La lunga rivoluzione
Se per gli storici l’idea di un Rinascimento pagano è tramontata i princìpi umanistici hanno davvero ridefinito la cultura europea
Premessa indispensabile per comprendere il culto umanistico dell’antichità è la considerazione che esso si accompagnava alla coscienza della fine del mondo antico e quindi dell’estraneità di esso rispetto alla società contemporanea. Di tale presunta rottura fra antichità e mondo medievale non si era avuta coscienza fino al Trecento. Per tutto il periodo che definiamo Medioevo, gli europei avevano vissuto sentendosi legati agli ideali di Chiesa e di Impero e utilizzando nelle loro scuole e nelle loro università, accanto alla Bibbia, anche autori latini come Ovidio, Lucano, Stazio.

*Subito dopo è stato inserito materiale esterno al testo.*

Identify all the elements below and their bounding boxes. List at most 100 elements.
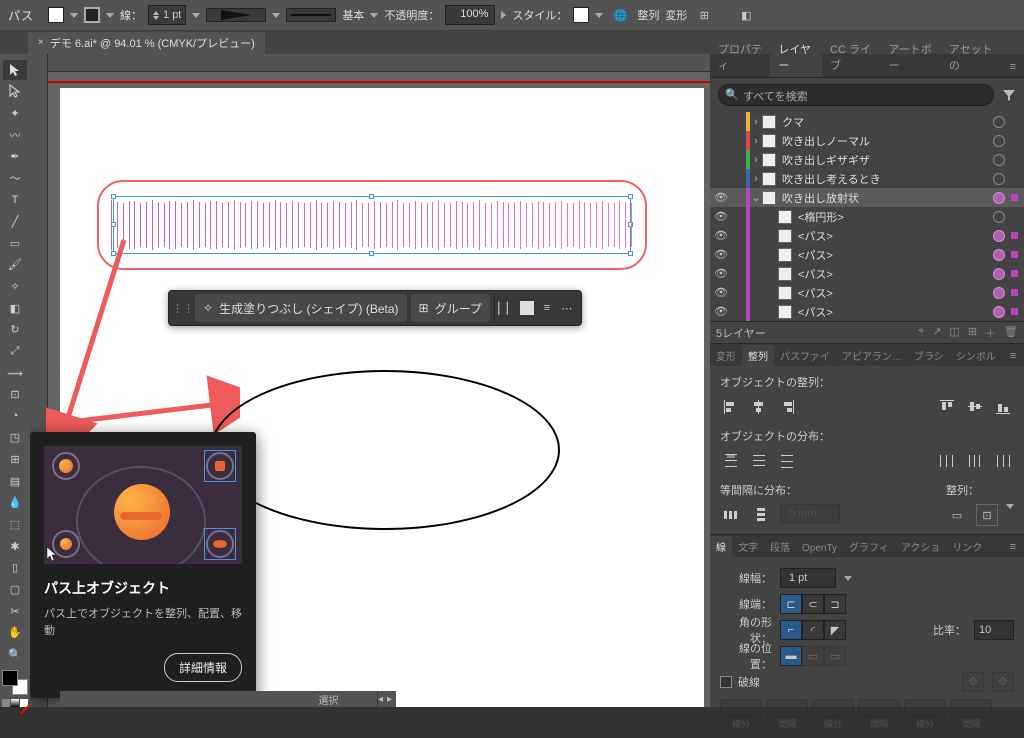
line-tool[interactable]: ╱ (3, 212, 27, 232)
align-to-selection-icon[interactable]: ⊡ (976, 504, 998, 526)
magic-wand-tool[interactable]: ✦ (3, 103, 27, 123)
layer-name[interactable]: 吹き出し放射状 (782, 190, 989, 206)
layer-row[interactable]: 👁 <パス> (710, 302, 1024, 321)
hand-tool[interactable]: ✋ (3, 623, 27, 643)
clip-icon[interactable]: ◫ (949, 325, 959, 341)
target-icon[interactable] (993, 173, 1005, 185)
tab-graphic-styles[interactable]: グラフィ (843, 536, 895, 557)
cap-projecting-icon[interactable]: ⊐ (824, 594, 846, 614)
width-tool[interactable]: ⟿ (3, 363, 27, 383)
handle-icon[interactable]: ⋮⋮ (175, 300, 191, 316)
disclosure-icon[interactable]: › (750, 173, 762, 185)
color-mode-icon[interactable] (2, 699, 10, 707)
brush-preset[interactable] (206, 8, 266, 22)
disclosure-icon[interactable]: › (750, 116, 762, 128)
visibility-icon[interactable]: 👁 (710, 191, 732, 204)
disclosure-icon[interactable]: › (750, 135, 762, 147)
target-icon[interactable] (993, 135, 1005, 147)
visibility-icon[interactable]: 👁 (710, 305, 732, 318)
target-icon[interactable] (993, 116, 1005, 128)
target-icon[interactable] (993, 306, 1005, 318)
dash-input[interactable] (720, 699, 762, 717)
miter-limit-input[interactable]: 10 (974, 620, 1014, 640)
dash-align-icon[interactable]: ⟐ (992, 672, 1014, 692)
tab-character[interactable]: 文字 (732, 536, 764, 557)
chevron-down-icon[interactable] (370, 13, 378, 18)
target-icon[interactable] (993, 192, 1005, 204)
lasso-tool[interactable]: 〰 (3, 125, 27, 145)
stroke-center-icon[interactable]: ▬ (780, 646, 802, 666)
align-right-icon[interactable] (776, 396, 798, 418)
stroke-outside-icon[interactable]: ▭ (824, 646, 846, 666)
new-layer-icon[interactable]: ＋ (985, 325, 996, 341)
align-left-icon[interactable]: ▏▏ (499, 300, 515, 316)
visibility-icon[interactable]: 👁 (710, 210, 732, 223)
rotate-tool[interactable]: ↻ (3, 320, 27, 340)
chevron-down-icon[interactable] (106, 13, 114, 18)
chevron-down-icon[interactable] (1006, 504, 1014, 509)
stroke-swatch[interactable] (84, 7, 100, 23)
document-tab[interactable]: × デモ 6.ai* @ 94.01 % (CMYK/プレビュー) (28, 32, 265, 54)
layer-row[interactable]: › クマ (710, 112, 1024, 131)
stroke-inside-icon[interactable]: ▭ (802, 646, 824, 666)
cap-butt-icon[interactable]: ⊏ (780, 594, 802, 614)
dist-vcenter-icon[interactable] (748, 450, 770, 472)
target-icon[interactable] (993, 287, 1005, 299)
align-left-icon[interactable] (720, 396, 742, 418)
layer-row[interactable]: › 吹き出しノーマル (710, 131, 1024, 150)
gradient-mode-icon[interactable] (11, 699, 19, 707)
dash-input[interactable] (766, 699, 808, 717)
layer-name[interactable]: <パス> (798, 304, 989, 320)
tab-align[interactable]: 整列 (742, 345, 774, 366)
blend-tool[interactable]: ⬚ (3, 515, 27, 535)
dashed-line-checkbox[interactable]: 破線 (720, 674, 760, 690)
dash-preserve-icon[interactable]: ⟐ (962, 672, 984, 692)
target-icon[interactable] (993, 211, 1005, 223)
direct-selection-tool[interactable] (3, 82, 27, 102)
tab-paragraph[interactable]: 段落 (764, 536, 796, 557)
zoom-tool[interactable]: 🔍 (3, 645, 27, 665)
spacing-input[interactable]: 0 mm (780, 504, 840, 524)
group-button[interactable]: ⊞ グループ (411, 294, 490, 322)
layer-name[interactable]: 吹き出しノーマル (782, 133, 989, 149)
tab-artboards[interactable]: アートボー (880, 37, 940, 77)
stroke-width-input[interactable]: 1 pt (780, 568, 836, 588)
layer-name[interactable]: <パス> (798, 285, 989, 301)
dash-input[interactable] (950, 699, 992, 717)
fill-swatch[interactable] (48, 7, 64, 23)
layer-search-input[interactable]: すべてを検索 (718, 84, 994, 106)
style-swatch[interactable] (573, 7, 589, 23)
tab-cc-libraries[interactable]: CC ライブ (822, 37, 880, 77)
shaper-tool[interactable]: ✧ (3, 277, 27, 297)
blend-object[interactable] (97, 180, 647, 270)
eraser-tool[interactable]: ◧ (3, 298, 27, 318)
target-icon[interactable] (993, 230, 1005, 242)
generative-fill-button[interactable]: ✧ 生成塗りつぶし (シェイプ) (Beta) (195, 294, 407, 322)
cap-round-icon[interactable]: ⊂ (802, 594, 824, 614)
align-bottom-icon[interactable] (992, 396, 1014, 418)
corner-miter-icon[interactable]: ⌐ (780, 620, 802, 640)
layer-name[interactable]: 吹き出し考えるとき (782, 171, 989, 187)
tab-transform[interactable]: 変形 (710, 345, 742, 366)
panel-menu-icon[interactable]: ≡ (1002, 346, 1024, 366)
graph-tool[interactable]: ▯ (3, 558, 27, 578)
shape-builder-tool[interactable]: ◔ (3, 407, 27, 427)
dash-input[interactable] (858, 699, 900, 717)
visibility-icon[interactable]: 👁 (710, 267, 732, 280)
tab-assets[interactable]: アセットの (941, 37, 1002, 77)
visibility-icon[interactable]: 👁 (710, 286, 732, 299)
type-tool[interactable]: T (3, 190, 27, 210)
layer-row[interactable]: 👁 <パス> (710, 245, 1024, 264)
fill-icon[interactable] (519, 300, 535, 316)
tab-symbols[interactable]: シンボル (950, 345, 1002, 366)
crop-icon[interactable]: ◧ (735, 4, 757, 26)
visibility-icon[interactable]: 👁 (710, 229, 732, 242)
target-icon[interactable] (993, 268, 1005, 280)
visibility-icon[interactable]: 👁 (710, 248, 732, 261)
chevron-down-icon[interactable] (272, 13, 280, 18)
tab-brushes[interactable]: ブラシ (908, 345, 950, 366)
width-profile[interactable] (286, 8, 336, 22)
symbol-tool[interactable]: ✱ (3, 536, 27, 556)
free-transform-tool[interactable]: ⊡ (3, 385, 27, 405)
tab-actions[interactable]: アクショ (895, 536, 947, 557)
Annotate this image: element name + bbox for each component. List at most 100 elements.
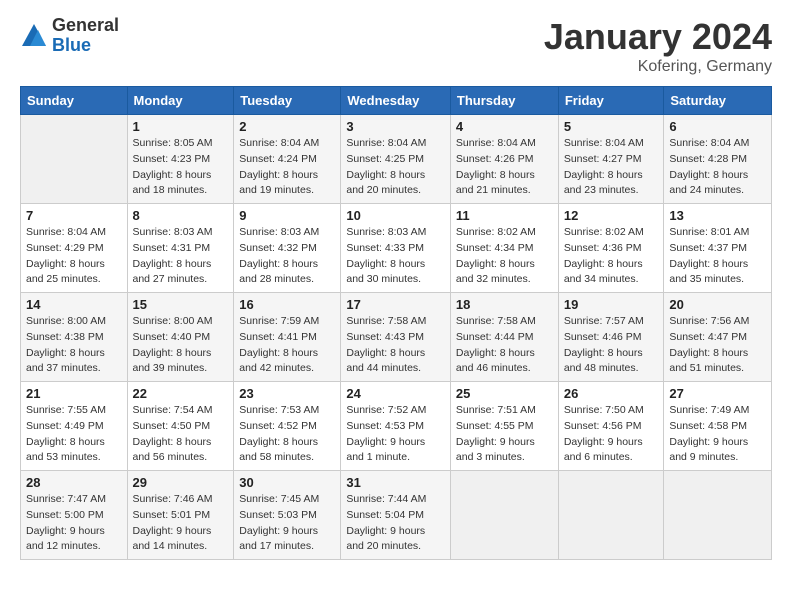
day-detail: Sunrise: 8:04 AMSunset: 4:24 PMDaylight:… <box>239 136 335 199</box>
calendar-cell: 29 Sunrise: 7:46 AMSunset: 5:01 PMDayligh… <box>127 471 234 560</box>
calendar-cell: 28 Sunrise: 7:47 AMSunset: 5:00 PMDayligh… <box>21 471 128 560</box>
weekday-header: Sunday <box>21 87 128 115</box>
day-number: 27 <box>669 386 766 401</box>
calendar-cell: 8 Sunrise: 8:03 AMSunset: 4:31 PMDaylight… <box>127 204 234 293</box>
location: Kofering, Germany <box>544 58 772 76</box>
day-number: 4 <box>456 119 553 134</box>
day-number: 16 <box>239 297 335 312</box>
calendar-cell: 31 Sunrise: 7:44 AMSunset: 5:04 PMDayligh… <box>341 471 451 560</box>
day-detail: Sunrise: 7:59 AMSunset: 4:41 PMDaylight:… <box>239 314 335 377</box>
calendar-cell <box>450 471 558 560</box>
day-number: 8 <box>133 208 229 223</box>
calendar-cell: 27 Sunrise: 7:49 AMSunset: 4:58 PMDayligh… <box>664 382 772 471</box>
calendar-cell: 9 Sunrise: 8:03 AMSunset: 4:32 PMDaylight… <box>234 204 341 293</box>
day-number: 12 <box>564 208 659 223</box>
calendar-cell <box>21 115 128 204</box>
day-detail: Sunrise: 8:03 AMSunset: 4:33 PMDaylight:… <box>346 225 445 288</box>
calendar-table: SundayMondayTuesdayWednesdayThursdayFrid… <box>20 86 772 560</box>
day-detail: Sunrise: 7:52 AMSunset: 4:53 PMDaylight:… <box>346 403 445 466</box>
day-number: 14 <box>26 297 122 312</box>
day-detail: Sunrise: 8:03 AMSunset: 4:32 PMDaylight:… <box>239 225 335 288</box>
logo-text: General Blue <box>52 16 119 56</box>
calendar-cell: 1 Sunrise: 8:05 AMSunset: 4:23 PMDaylight… <box>127 115 234 204</box>
calendar-cell: 24 Sunrise: 7:52 AMSunset: 4:53 PMDayligh… <box>341 382 451 471</box>
day-detail: Sunrise: 7:53 AMSunset: 4:52 PMDaylight:… <box>239 403 335 466</box>
day-number: 7 <box>26 208 122 223</box>
day-detail: Sunrise: 7:44 AMSunset: 5:04 PMDaylight:… <box>346 492 445 555</box>
calendar-cell <box>664 471 772 560</box>
calendar-cell: 21Sunrise: 7:55 AMSunset: 4:49 PMDayligh… <box>21 382 128 471</box>
page-header: General Blue January 2024 Kofering, Germ… <box>20 16 772 76</box>
calendar-cell: 18Sunrise: 7:58 AMSunset: 4:44 PMDayligh… <box>450 293 558 382</box>
calendar-cell: 4 Sunrise: 8:04 AMSunset: 4:26 PMDaylight… <box>450 115 558 204</box>
weekday-header: Wednesday <box>341 87 451 115</box>
day-detail: Sunrise: 8:02 AMSunset: 4:34 PMDaylight:… <box>456 225 553 288</box>
day-detail: Sunrise: 7:46 AMSunset: 5:01 PMDaylight:… <box>133 492 229 555</box>
day-number: 6 <box>669 119 766 134</box>
calendar-cell: 20Sunrise: 7:56 AMSunset: 4:47 PMDayligh… <box>664 293 772 382</box>
logo-general: General <box>52 16 119 36</box>
day-detail: Sunrise: 8:04 AMSunset: 4:26 PMDaylight:… <box>456 136 553 199</box>
day-detail: Sunrise: 7:56 AMSunset: 4:47 PMDaylight:… <box>669 314 766 377</box>
day-number: 10 <box>346 208 445 223</box>
calendar-cell: 25Sunrise: 7:51 AMSunset: 4:55 PMDayligh… <box>450 382 558 471</box>
calendar-cell <box>558 471 664 560</box>
calendar-cell: 26Sunrise: 7:50 AMSunset: 4:56 PMDayligh… <box>558 382 664 471</box>
calendar-cell: 23 Sunrise: 7:53 AMSunset: 4:52 PMDayligh… <box>234 382 341 471</box>
calendar-cell: 22Sunrise: 7:54 AMSunset: 4:50 PMDayligh… <box>127 382 234 471</box>
day-number: 5 <box>564 119 659 134</box>
day-number: 19 <box>564 297 659 312</box>
day-number: 30 <box>239 475 335 490</box>
day-detail: Sunrise: 8:03 AMSunset: 4:31 PMDaylight:… <box>133 225 229 288</box>
weekday-header: Thursday <box>450 87 558 115</box>
logo-blue: Blue <box>52 36 119 56</box>
logo-icon <box>20 22 48 50</box>
day-number: 29 <box>133 475 229 490</box>
calendar-cell: 15Sunrise: 8:00 AMSunset: 4:40 PMDayligh… <box>127 293 234 382</box>
day-number: 24 <box>346 386 445 401</box>
calendar-week-row: 1 Sunrise: 8:05 AMSunset: 4:23 PMDaylight… <box>21 115 772 204</box>
calendar-cell: 10 Sunrise: 8:03 AMSunset: 4:33 PMDayligh… <box>341 204 451 293</box>
calendar-cell: 19 Sunrise: 7:57 AMSunset: 4:46 PMDayligh… <box>558 293 664 382</box>
day-detail: Sunrise: 8:04 AMSunset: 4:27 PMDaylight:… <box>564 136 659 199</box>
day-number: 31 <box>346 475 445 490</box>
calendar-cell: 3Sunrise: 8:04 AMSunset: 4:25 PMDaylight… <box>341 115 451 204</box>
day-number: 18 <box>456 297 553 312</box>
calendar-cell: 17 Sunrise: 7:58 AMSunset: 4:43 PMDayligh… <box>341 293 451 382</box>
weekday-header: Tuesday <box>234 87 341 115</box>
day-detail: Sunrise: 8:05 AMSunset: 4:23 PMDaylight:… <box>133 136 229 199</box>
day-number: 11 <box>456 208 553 223</box>
calendar-cell: 30 Sunrise: 7:45 AMSunset: 5:03 PMDayligh… <box>234 471 341 560</box>
day-number: 9 <box>239 208 335 223</box>
calendar-cell: 6 Sunrise: 8:04 AMSunset: 4:28 PMDaylight… <box>664 115 772 204</box>
day-detail: Sunrise: 7:58 AMSunset: 4:43 PMDaylight:… <box>346 314 445 377</box>
day-number: 1 <box>133 119 229 134</box>
day-number: 3 <box>346 119 445 134</box>
calendar-week-row: 28 Sunrise: 7:47 AMSunset: 5:00 PMDayligh… <box>21 471 772 560</box>
day-detail: Sunrise: 7:49 AMSunset: 4:58 PMDaylight:… <box>669 403 766 466</box>
day-detail: Sunrise: 8:04 AMSunset: 4:29 PMDaylight:… <box>26 225 122 288</box>
day-detail: Sunrise: 7:51 AMSunset: 4:55 PMDaylight:… <box>456 403 553 466</box>
day-number: 28 <box>26 475 122 490</box>
day-detail: Sunrise: 8:04 AMSunset: 4:28 PMDaylight:… <box>669 136 766 199</box>
weekday-header: Saturday <box>664 87 772 115</box>
day-detail: Sunrise: 8:02 AMSunset: 4:36 PMDaylight:… <box>564 225 659 288</box>
day-detail: Sunrise: 7:54 AMSunset: 4:50 PMDaylight:… <box>133 403 229 466</box>
day-number: 2 <box>239 119 335 134</box>
title-block: January 2024 Kofering, Germany <box>544 16 772 76</box>
calendar-cell: 5 Sunrise: 8:04 AMSunset: 4:27 PMDaylight… <box>558 115 664 204</box>
day-detail: Sunrise: 7:45 AMSunset: 5:03 PMDaylight:… <box>239 492 335 555</box>
calendar-week-row: 7 Sunrise: 8:04 AMSunset: 4:29 PMDaylight… <box>21 204 772 293</box>
day-detail: Sunrise: 7:55 AMSunset: 4:49 PMDaylight:… <box>26 403 122 466</box>
day-detail: Sunrise: 8:00 AMSunset: 4:40 PMDaylight:… <box>133 314 229 377</box>
day-number: 23 <box>239 386 335 401</box>
calendar-cell: 11 Sunrise: 8:02 AMSunset: 4:34 PMDayligh… <box>450 204 558 293</box>
day-detail: Sunrise: 8:00 AMSunset: 4:38 PMDaylight:… <box>26 314 122 377</box>
calendar-week-row: 21Sunrise: 7:55 AMSunset: 4:49 PMDayligh… <box>21 382 772 471</box>
calendar-cell: 13Sunrise: 8:01 AMSunset: 4:37 PMDayligh… <box>664 204 772 293</box>
day-number: 17 <box>346 297 445 312</box>
weekday-header: Monday <box>127 87 234 115</box>
day-detail: Sunrise: 7:57 AMSunset: 4:46 PMDaylight:… <box>564 314 659 377</box>
day-detail: Sunrise: 7:47 AMSunset: 5:00 PMDaylight:… <box>26 492 122 555</box>
logo: General Blue <box>20 16 119 56</box>
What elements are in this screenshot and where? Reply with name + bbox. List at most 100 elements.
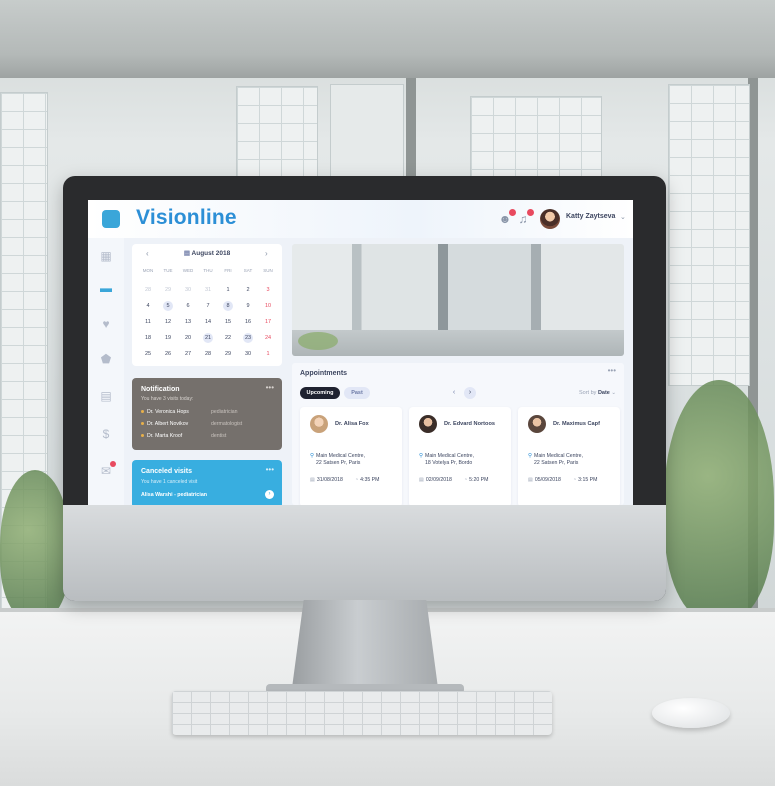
day-number: 7 <box>206 303 210 309</box>
shield-icon[interactable]: ⬟ <box>97 351 115 367</box>
weekday-label: THU <box>203 268 213 273</box>
day-number: 29 <box>224 351 232 357</box>
calendar-day[interactable]: 21 <box>198 330 218 346</box>
calendar-day[interactable]: 9 <box>238 298 258 314</box>
address-line: Main Medical Centre, <box>425 453 475 459</box>
sort-control[interactable]: Sort by Date ⌄ <box>579 390 616 396</box>
calendar-day[interactable]: 7 <box>198 298 218 314</box>
calendar-day[interactable]: 12 <box>158 314 178 330</box>
more-icon[interactable]: ••• <box>608 366 616 375</box>
calendar-day[interactable]: 15 <box>218 314 238 330</box>
day-number: 2 <box>246 287 250 293</box>
bullet-icon <box>141 422 144 426</box>
calendar-day[interactable]: 16 <box>238 314 258 330</box>
appointment-card[interactable]: Dr. Alisa Fox ⚲ Main Medical Centre, 22 … <box>300 407 402 505</box>
calendar-day[interactable]: 30 <box>238 346 258 362</box>
calendar-day[interactable]: 29 <box>218 346 238 362</box>
doctor-name: Dr. Marta Kroof <box>147 433 183 439</box>
address-line: 18 Votelya Pr, Bordo <box>425 460 473 466</box>
calendar-day[interactable]: 3 <box>258 282 278 298</box>
calendar-day[interactable]: 18 <box>138 330 158 346</box>
calendar-day[interactable]: 28 <box>198 346 218 362</box>
calendar-day[interactable]: 24 <box>258 330 278 346</box>
chevron-right-icon[interactable]: › <box>464 387 476 399</box>
location-icon: ⚲ <box>310 453 315 459</box>
calendar-day[interactable]: 11 <box>138 314 158 330</box>
chevron-down-icon[interactable]: ⌄ <box>620 213 626 221</box>
day-number: 27 <box>184 351 192 357</box>
calendar-day[interactable]: 29 <box>158 282 178 298</box>
more-icon[interactable]: ••• <box>266 383 274 392</box>
sort-value: Date <box>597 390 610 396</box>
calendar-day[interactable]: 14 <box>198 314 218 330</box>
clock-icon: ◔ <box>573 477 577 483</box>
address-line: Main Medical Centre, <box>534 453 584 459</box>
appointment-date: ▤ 31/08/2018 <box>310 477 343 483</box>
calendar-day[interactable]: 31 <box>198 282 218 298</box>
notification-card: Notification ••• You have 3 visits today… <box>132 378 282 450</box>
day-number: 30 <box>184 287 192 293</box>
day-number: 4 <box>146 303 150 309</box>
calendar-day[interactable]: 5 <box>158 298 178 314</box>
notification-item[interactable]: Dr. Marta Kroof dentist <box>141 433 226 439</box>
calendar-day[interactable]: 17 <box>258 314 278 330</box>
calendar-day[interactable]: 4 <box>138 298 158 314</box>
appointment-card[interactable]: Dr. Maximus Capf ⚲ Main Medical Centre, … <box>518 407 620 505</box>
calendar-day[interactable]: 1 <box>218 282 238 298</box>
day-number: 25 <box>144 351 152 357</box>
calendar-day[interactable]: 22 <box>218 330 238 346</box>
bell-icon[interactable]: ♫ <box>516 209 534 226</box>
currency-icon[interactable]: $ <box>97 426 115 442</box>
calendar-day[interactable]: 27 <box>178 346 198 362</box>
brand-name[interactable]: Visionline <box>136 206 237 230</box>
canceled-item[interactable]: Alisa Warshi - pediatrician <box>141 492 207 498</box>
tab-past[interactable]: Past <box>344 387 370 399</box>
calendar-day[interactable]: 19 <box>158 330 178 346</box>
calendar-icon[interactable]: ▤ <box>97 388 115 404</box>
appointment-card[interactable]: Dr. Edvard Nortoos ⚲ Main Medical Centre… <box>409 407 511 505</box>
tab-upcoming[interactable]: Upcoming <box>300 387 340 399</box>
grid-icon[interactable]: ▦ <box>97 248 115 264</box>
day-number: 1 <box>266 351 270 357</box>
calendar-day[interactable]: 2 <box>238 282 258 298</box>
avatar[interactable] <box>540 209 560 229</box>
calendar-day[interactable]: 8 <box>218 298 238 314</box>
more-icon[interactable]: ••• <box>266 465 274 474</box>
arrow-right-icon[interactable]: › <box>265 490 274 499</box>
calendar-day[interactable]: 26 <box>158 346 178 362</box>
calendar-icon: ▤ <box>183 250 192 257</box>
bullet-icon <box>141 410 144 414</box>
user-name[interactable]: Katty Zaytseva <box>566 213 615 220</box>
calendar-day[interactable]: 23 <box>238 330 258 346</box>
calendar-day[interactable]: 30 <box>178 282 198 298</box>
folder-icon[interactable]: ▬ <box>97 280 115 296</box>
calendar-day[interactable]: 13 <box>178 314 198 330</box>
keyboard[interactable] <box>172 691 552 735</box>
day-number: 10 <box>264 303 272 309</box>
sidebar: ▦ ▬ ♥ ⬟ ▤ $ ✉ <box>88 238 124 505</box>
calendar-next-button[interactable]: › <box>265 249 268 258</box>
calendar-day[interactable]: 6 <box>178 298 198 314</box>
mouse[interactable] <box>652 698 730 728</box>
day-number: 23 <box>244 335 252 341</box>
notification-item[interactable]: Dr. Albert Novikov dermatologist <box>141 421 242 427</box>
calendar-grid: MON TUE WED THU FRI SAT SUN 28 29 30 31 1 2 3 4 5 6 7 8 9 10… <box>138 266 278 362</box>
day-number: 28 <box>204 351 212 357</box>
doctor-avatar <box>310 415 328 433</box>
calendar-day[interactable]: 10 <box>258 298 278 314</box>
mail-icon[interactable]: ✉ <box>97 461 116 479</box>
weekday-label: SAT <box>243 268 253 273</box>
day-number: 3 <box>266 287 270 293</box>
chevron-left-icon[interactable]: ‹ <box>448 387 460 399</box>
calendar-day[interactable]: 28 <box>138 282 158 298</box>
users-icon[interactable]: ☻ <box>498 209 516 226</box>
calendar-day[interactable]: 1 <box>258 346 278 362</box>
logo-icon[interactable] <box>102 210 120 228</box>
doctor-role: dermatologist <box>211 421 243 427</box>
notification-item[interactable]: Dr. Veronica Hops pediatrician <box>141 409 238 415</box>
calendar-month-label[interactable]: ▤ August 2018 <box>132 249 282 261</box>
calendar-day[interactable]: 25 <box>138 346 158 362</box>
calendar-day[interactable]: 20 <box>178 330 198 346</box>
day-number: 13 <box>184 319 192 325</box>
heart-icon[interactable]: ♥ <box>97 316 115 332</box>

All’eredità romana si era attinto nel suo complesso, senza interessarsi troppo a distinzioni cronologiche, stilistiche o filosofiche: il concetto dominante era che gli antichi erano auctoritates; e anche a loro Dio stesso, che aveva parlato al genere umano privilegiando il popolo di Israele, aveva tuttavia comunicato in modo misterioso le Sue verità. In questa maniera, i miti come quelli di Orfeo o di Dioniso divenivano figure anticipatrici del Cristo e si poteva trattare Virgilio – che nella IV Egloga aveva parlato di un Fanciullo che sarebbe stato partorito da una Vergine all’inizio di una nuova era – come un profeta al pari di quelli biblici.